Rolf Becker über F. C. Delius: »Ein Held der inneren Sicherheit«
Der Präsident des Arbeitgeberverbandes ist in Köln von Terroristen entführt, seine Leibwächter sind dabei erschossen worden. Die Polizei sucht sein Versteck, die Regierung verhängt eine Nachrichtensperre.
Der Entführte, den das Fernsehen »schon zum Denkmal erhoben« hat, »bevor er umgebracht war«, ist einst Nazi und SS-Mann gewesen, hat der deutschen Industrie in besetzten Gebieten gedient, saß nach 1945 in alliierter Internierung und ist schließlich, erster Schritt seines Aufstiegs zum demokratischen Würdenträger, »einwandfrei entnazifiziert« worden.
Diese repräsentative Führungsfigur der Bundesrepublik, dieser gekidnappte Oberarbeitgeber, »der von seinen Feinden noch am Leben gehalten und von seinen Freunden schon zum Tod verurteilt war, was keiner wissen durfte und jeder ahnte« -- er heißt nicht Hanns Martin Schleyer, sondern Alfred Büttinger.

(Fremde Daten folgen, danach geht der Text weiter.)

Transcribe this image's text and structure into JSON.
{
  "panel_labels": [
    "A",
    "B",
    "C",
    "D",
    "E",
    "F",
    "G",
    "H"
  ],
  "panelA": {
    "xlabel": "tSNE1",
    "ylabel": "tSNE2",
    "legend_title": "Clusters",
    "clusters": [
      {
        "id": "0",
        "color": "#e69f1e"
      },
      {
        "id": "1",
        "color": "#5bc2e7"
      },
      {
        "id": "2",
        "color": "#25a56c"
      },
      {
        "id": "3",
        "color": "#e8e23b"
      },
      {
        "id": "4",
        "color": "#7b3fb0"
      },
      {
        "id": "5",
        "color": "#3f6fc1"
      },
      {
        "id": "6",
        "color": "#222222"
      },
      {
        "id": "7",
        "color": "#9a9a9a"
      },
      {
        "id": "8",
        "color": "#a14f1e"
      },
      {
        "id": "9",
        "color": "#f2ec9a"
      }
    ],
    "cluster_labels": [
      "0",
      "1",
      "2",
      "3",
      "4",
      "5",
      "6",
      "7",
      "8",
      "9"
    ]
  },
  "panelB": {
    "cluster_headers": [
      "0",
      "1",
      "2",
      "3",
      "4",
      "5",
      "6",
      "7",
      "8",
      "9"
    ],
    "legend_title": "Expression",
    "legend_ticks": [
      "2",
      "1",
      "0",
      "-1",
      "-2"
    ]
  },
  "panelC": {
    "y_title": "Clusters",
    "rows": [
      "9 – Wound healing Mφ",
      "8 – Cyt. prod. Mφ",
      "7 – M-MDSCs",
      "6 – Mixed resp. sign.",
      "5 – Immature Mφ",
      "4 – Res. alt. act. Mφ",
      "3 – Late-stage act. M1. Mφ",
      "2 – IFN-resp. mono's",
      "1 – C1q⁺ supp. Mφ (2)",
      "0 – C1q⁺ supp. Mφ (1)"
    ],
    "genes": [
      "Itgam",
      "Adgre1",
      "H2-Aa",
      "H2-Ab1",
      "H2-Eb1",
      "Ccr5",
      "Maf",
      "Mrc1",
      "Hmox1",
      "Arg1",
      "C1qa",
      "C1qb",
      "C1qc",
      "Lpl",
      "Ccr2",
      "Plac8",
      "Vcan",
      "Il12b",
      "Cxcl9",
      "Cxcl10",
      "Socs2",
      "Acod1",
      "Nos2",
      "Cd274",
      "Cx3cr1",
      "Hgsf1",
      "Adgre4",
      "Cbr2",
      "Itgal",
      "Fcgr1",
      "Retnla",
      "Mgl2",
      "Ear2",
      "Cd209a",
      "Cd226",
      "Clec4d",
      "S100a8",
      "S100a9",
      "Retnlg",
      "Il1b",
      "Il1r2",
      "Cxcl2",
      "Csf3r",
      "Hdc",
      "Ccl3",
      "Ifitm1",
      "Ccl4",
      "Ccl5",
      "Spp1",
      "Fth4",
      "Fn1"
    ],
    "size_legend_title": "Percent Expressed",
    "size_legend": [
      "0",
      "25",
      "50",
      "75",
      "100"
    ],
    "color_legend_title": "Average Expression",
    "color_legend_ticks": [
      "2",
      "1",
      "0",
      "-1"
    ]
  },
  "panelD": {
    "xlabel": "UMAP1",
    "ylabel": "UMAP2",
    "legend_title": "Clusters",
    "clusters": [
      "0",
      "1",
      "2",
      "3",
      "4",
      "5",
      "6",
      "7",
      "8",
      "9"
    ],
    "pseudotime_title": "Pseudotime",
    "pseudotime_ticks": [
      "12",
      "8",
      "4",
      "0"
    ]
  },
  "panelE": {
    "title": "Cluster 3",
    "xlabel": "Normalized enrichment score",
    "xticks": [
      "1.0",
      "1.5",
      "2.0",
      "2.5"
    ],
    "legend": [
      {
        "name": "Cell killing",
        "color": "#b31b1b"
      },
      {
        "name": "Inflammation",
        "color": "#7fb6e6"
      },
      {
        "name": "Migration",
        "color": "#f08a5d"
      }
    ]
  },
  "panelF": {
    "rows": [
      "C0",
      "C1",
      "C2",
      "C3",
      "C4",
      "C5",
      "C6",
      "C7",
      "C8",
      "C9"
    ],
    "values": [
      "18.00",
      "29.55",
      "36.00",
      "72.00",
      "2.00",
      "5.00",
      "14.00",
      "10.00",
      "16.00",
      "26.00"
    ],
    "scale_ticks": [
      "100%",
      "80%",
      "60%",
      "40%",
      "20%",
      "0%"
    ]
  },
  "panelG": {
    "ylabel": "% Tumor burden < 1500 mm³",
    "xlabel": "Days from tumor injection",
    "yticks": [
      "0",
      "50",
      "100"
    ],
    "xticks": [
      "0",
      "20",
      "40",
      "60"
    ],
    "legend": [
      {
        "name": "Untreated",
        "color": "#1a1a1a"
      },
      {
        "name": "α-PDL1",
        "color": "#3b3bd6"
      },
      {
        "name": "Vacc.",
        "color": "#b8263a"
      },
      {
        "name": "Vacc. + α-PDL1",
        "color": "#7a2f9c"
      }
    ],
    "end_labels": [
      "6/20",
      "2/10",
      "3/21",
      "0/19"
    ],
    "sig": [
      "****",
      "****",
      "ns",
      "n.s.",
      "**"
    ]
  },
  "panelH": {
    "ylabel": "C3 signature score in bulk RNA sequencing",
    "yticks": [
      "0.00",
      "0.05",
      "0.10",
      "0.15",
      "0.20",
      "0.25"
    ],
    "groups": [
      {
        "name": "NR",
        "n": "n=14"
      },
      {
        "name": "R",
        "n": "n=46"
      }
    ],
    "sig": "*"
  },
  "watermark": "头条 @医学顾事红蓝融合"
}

Der von ihm geleitete Verband heißt auch nicht BDA, nicht BDI, noch heißen die Mitglieder dieses Verbandes Arbeitgeber oder Industrielle oder Unternehmer -- Alfred Büttinger, Bild von einem Boß, so souverän wie jovial, ist »Präsident des Verbandes der Menschenführer«.
Büttinger, der öffentlich »nie ein Wort gegen Arbeiter ... aber immer gegen Funktionäre« zu äußern pflegt, ist eine Romanfigur, und »Ereignisse der Zeitgeschichte waren ein Ausgangspunkt, sind jedoch nicht Gegenstand dieses Romans«, vielmehr sind dessen »Personen und Institutionen die Produkte der poetischen Phantasie des Verfassers«.

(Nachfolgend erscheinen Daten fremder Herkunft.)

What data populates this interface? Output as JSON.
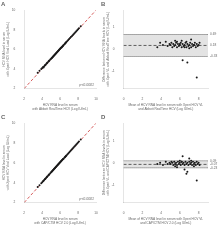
{
  "chart_data": [
    {
      "type": "scatter",
      "title": "A",
      "xlabel": "HCV RNA level in serum\nwith Abbott RealTime HCV (Log IU/mL)",
      "ylabel": "HCV RNA level in serum\nwith Xpert HCV Viral Load (Log IU/mL)",
      "xlim": [
        2,
        10
      ],
      "ylim": [
        2,
        10
      ],
      "xticks": [
        2,
        4,
        6,
        8,
        10
      ],
      "yticks": [
        2,
        4,
        6,
        8,
        10
      ],
      "grid": false,
      "annotation": "p<0.0001",
      "series": [
        {
          "type": "scatter",
          "color": "#1a1a1a",
          "marker": "circle",
          "x": [
            3.5,
            3.7,
            3.9,
            4.0,
            4.1,
            4.15,
            4.2,
            4.3,
            4.35,
            4.4,
            4.5,
            4.55,
            4.6,
            4.7,
            4.75,
            4.8,
            4.9,
            5.0,
            5.05,
            5.1,
            5.15,
            5.2,
            5.25,
            5.3,
            5.35,
            5.4,
            5.45,
            5.5,
            5.55,
            5.6,
            5.65,
            5.7,
            5.75,
            5.8,
            5.85,
            5.9,
            5.95,
            6.0,
            6.05,
            6.1,
            6.15,
            6.2,
            6.25,
            6.3,
            6.35,
            6.4,
            6.5,
            6.55,
            6.6,
            6.65,
            6.7,
            6.8,
            6.9,
            7.0,
            7.1,
            7.2,
            7.3,
            7.4,
            7.5,
            7.6,
            7.7,
            7.8,
            7.9,
            8.0,
            8.1,
            8.3
          ],
          "values": [
            3.6,
            3.8,
            4.0,
            4.1,
            4.2,
            4.15,
            4.25,
            4.35,
            4.4,
            4.45,
            4.55,
            4.6,
            4.65,
            4.75,
            4.8,
            4.85,
            4.95,
            5.05,
            5.1,
            5.15,
            5.2,
            5.25,
            5.3,
            5.35,
            5.4,
            5.45,
            5.5,
            5.55,
            5.6,
            5.65,
            5.7,
            5.75,
            5.8,
            5.85,
            5.9,
            5.95,
            6.0,
            6.05,
            6.1,
            6.15,
            6.2,
            6.25,
            6.3,
            6.35,
            6.4,
            6.45,
            6.55,
            6.6,
            6.65,
            6.7,
            6.75,
            6.85,
            6.95,
            7.05,
            7.15,
            7.25,
            7.35,
            7.45,
            7.55,
            7.65,
            7.75,
            7.85,
            7.95,
            8.05,
            8.15,
            8.35
          ]
        },
        {
          "type": "line",
          "color": "#cc3333",
          "line_style": "dashed",
          "x": [
            2,
            10
          ],
          "values": [
            2,
            10
          ]
        }
      ]
    },
    {
      "type": "scatter",
      "title": "B",
      "xlabel": "Mean of HCV RNA level in serum with Xpert HCV VL\nand Abbott RealTime HCV (Log IU/mL)",
      "ylabel": "Difference between HCV RNA levels in serum\nwith Xpert VL and Abbott RealTime HCV (Log IU/mL)",
      "xlim": [
        0,
        9
      ],
      "ylim": [
        -1.8,
        1.8
      ],
      "xticks": [
        0,
        2,
        4,
        6,
        8
      ],
      "yticks": [
        -1,
        0,
        1
      ],
      "grid": false,
      "band": {
        "values": [
          -0.33,
          0.69
        ],
        "color": "#cccccc"
      },
      "hlines": [
        {
          "value": 0.69,
          "label": "0.69",
          "color": "#000000",
          "line_style": "dotted"
        },
        {
          "value": 0.18,
          "label": "0.18",
          "color": "#000000",
          "line_style": "dashed"
        },
        {
          "value": -0.33,
          "label": "-0.33",
          "color": "#000000",
          "line_style": "dotted"
        }
      ],
      "series": [
        {
          "type": "scatter",
          "color": "#1a1a1a",
          "marker": "circle",
          "x": [
            3.6,
            3.9,
            4.2,
            4.5,
            4.7,
            4.9,
            5.0,
            5.1,
            5.2,
            5.3,
            5.4,
            5.5,
            5.6,
            5.7,
            5.8,
            5.9,
            6.0,
            6.1,
            6.2,
            6.3,
            6.4,
            6.5,
            6.6,
            6.7,
            6.8,
            6.9,
            7.0,
            7.1,
            7.2,
            7.3,
            7.4,
            7.5,
            7.6,
            7.7,
            7.8,
            7.9,
            8.0,
            8.1,
            5.5,
            5.7,
            6.0,
            6.2,
            6.5,
            6.7,
            7.0,
            7.2,
            7.5,
            7.8,
            6.3,
            6.8
          ],
          "values": [
            0.1,
            0.3,
            0.2,
            0.35,
            0.15,
            0.25,
            0.2,
            0.3,
            0.1,
            0.25,
            0.15,
            0.2,
            0.3,
            0.1,
            0.25,
            0.15,
            0.2,
            0.3,
            0.1,
            0.25,
            0.15,
            0.2,
            0.3,
            0.1,
            0.25,
            0.15,
            0.2,
            0.3,
            0.1,
            0.25,
            0.15,
            0.2,
            0.3,
            0.1,
            0.25,
            0.15,
            0.2,
            0.3,
            0.4,
            0.35,
            0.25,
            0.4,
            0.1,
            0.35,
            0.05,
            0.45,
            0.2,
            -1.3,
            -0.5,
            -0.6
          ]
        }
      ]
    },
    {
      "type": "scatter",
      "title": "C",
      "xlabel": "HCV RNA level in serum\nwith CAP/CTM HCV 2.0 (Log IU/mL)",
      "ylabel": "HCV RNA level in serum\nwith Xpert HCV Viral Load (Log IU/mL)",
      "xlim": [
        2,
        10
      ],
      "ylim": [
        2,
        10
      ],
      "xticks": [
        2,
        4,
        6,
        8,
        10
      ],
      "yticks": [
        2,
        4,
        6,
        8,
        10
      ],
      "grid": false,
      "annotation": "p<0.0001",
      "series": [
        {
          "type": "scatter",
          "color": "#1a1a1a",
          "marker": "circle",
          "x": [
            3.5,
            3.7,
            3.9,
            4.0,
            4.1,
            4.15,
            4.2,
            4.3,
            4.35,
            4.4,
            4.5,
            4.55,
            4.6,
            4.7,
            4.75,
            4.8,
            4.9,
            5.0,
            5.05,
            5.1,
            5.15,
            5.2,
            5.25,
            5.3,
            5.35,
            5.4,
            5.45,
            5.5,
            5.55,
            5.6,
            5.65,
            5.7,
            5.75,
            5.8,
            5.85,
            5.9,
            5.95,
            6.0,
            6.05,
            6.1,
            6.15,
            6.2,
            6.25,
            6.3,
            6.35,
            6.4,
            6.5,
            6.55,
            6.6,
            6.65,
            6.7,
            6.8,
            6.9,
            7.0,
            7.1,
            7.2,
            7.3,
            7.4,
            7.5,
            7.6,
            7.7,
            7.8,
            7.9,
            8.0,
            8.1,
            8.3
          ],
          "values": [
            3.55,
            3.75,
            3.95,
            4.05,
            4.15,
            4.2,
            4.25,
            4.35,
            4.4,
            4.45,
            4.55,
            4.6,
            4.65,
            4.75,
            4.8,
            4.85,
            4.95,
            5.05,
            5.1,
            5.15,
            5.2,
            5.25,
            5.3,
            5.35,
            5.4,
            5.45,
            5.5,
            5.55,
            5.6,
            5.65,
            5.7,
            5.75,
            5.8,
            5.85,
            5.9,
            5.95,
            6.0,
            6.05,
            6.1,
            6.15,
            6.2,
            6.25,
            6.3,
            6.35,
            6.4,
            6.45,
            6.55,
            6.6,
            6.65,
            6.7,
            6.75,
            6.85,
            6.95,
            7.05,
            7.15,
            7.25,
            7.35,
            7.45,
            7.55,
            7.65,
            7.75,
            7.85,
            7.95,
            8.05,
            8.15,
            8.35
          ]
        },
        {
          "type": "line",
          "color": "#cc3333",
          "line_style": "dashed",
          "x": [
            2,
            10
          ],
          "values": [
            2,
            10
          ]
        }
      ]
    },
    {
      "type": "scatter",
      "title": "D",
      "xlabel": "Mean of HCV RNA level in serum with Xpert HCV VL\nand CAP/CTM HCV 2.0 (Log IU/mL)",
      "ylabel": "Difference between HCV RNA levels in serum\nwith Xpert VL and CAP/CTM HCV (Log IU/mL)",
      "xlim": [
        0,
        9
      ],
      "ylim": [
        -1.8,
        1.8
      ],
      "xticks": [
        0,
        2,
        4,
        6,
        8
      ],
      "yticks": [
        -1,
        0,
        1
      ],
      "grid": false,
      "band": {
        "values": [
          -0.23,
          0.09
        ],
        "color": "#cccccc"
      },
      "hlines": [
        {
          "value": 0.09,
          "label": "0.09",
          "color": "#000000",
          "line_style": "dotted"
        },
        {
          "value": -0.07,
          "label": "-0.07",
          "color": "#000000",
          "line_style": "dashed"
        },
        {
          "value": -0.23,
          "label": "-0.23",
          "color": "#000000",
          "line_style": "dotted"
        }
      ],
      "series": [
        {
          "type": "scatter",
          "color": "#1a1a1a",
          "marker": "circle",
          "x": [
            3.6,
            3.9,
            4.2,
            4.5,
            4.7,
            4.9,
            5.0,
            5.1,
            5.2,
            5.3,
            5.4,
            5.5,
            5.6,
            5.7,
            5.8,
            5.9,
            6.0,
            6.1,
            6.2,
            6.3,
            6.4,
            6.5,
            6.6,
            6.7,
            6.8,
            6.9,
            7.0,
            7.1,
            7.2,
            7.3,
            7.4,
            7.5,
            7.6,
            7.7,
            7.8,
            7.9,
            8.0,
            8.1,
            5.5,
            5.7,
            6.0,
            6.2,
            6.5,
            6.7,
            7.0,
            7.2,
            7.5,
            7.8,
            6.3,
            6.8
          ],
          "values": [
            -0.05,
            0.0,
            -0.1,
            0.05,
            -0.05,
            0.0,
            -0.05,
            0.05,
            0.0,
            -0.1,
            0.05,
            -0.05,
            0.0,
            -0.1,
            0.05,
            -0.05,
            0.0,
            -0.1,
            0.05,
            -0.05,
            0.0,
            -0.1,
            0.05,
            -0.05,
            0.0,
            -0.1,
            0.05,
            -0.05,
            0.0,
            -0.1,
            0.05,
            -0.05,
            0.0,
            -0.1,
            0.05,
            -0.05,
            0.0,
            -0.1,
            -0.15,
            -0.2,
            0.1,
            0.05,
            -0.3,
            -0.5,
            0.2,
            0.1,
            -0.15,
            -0.8,
            0.3,
            -0.4
          ]
        }
      ]
    }
  ]
}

Der Verfasser, der dies seinem Roman »Ein Held der inneren Sicherheit« -- sicherheitshalber? -- vorangesetzt hat, ist der 37jährige Friedrich Christian (früher: »F. C.") Delius, ein Poet, der sich in einem seiner Gedichte als »freier Mitarbeiter der Klassenkämpfe« vorstellt und nicht zum erstenmal mit Lust und List das literarische »Handwerk des Zersetzens« ausübt.
Die er ironisch in seinem neuen Buch als »Menschenführer« hochtraben läßt, Deutschlands Unternehmer, waren schon immer die Vorzugsopfer seiner vor allem sprachkritischen Destruktionslust. Bisher hatte er sie allerdings zumeist bei ihren richtigen Namen genannt.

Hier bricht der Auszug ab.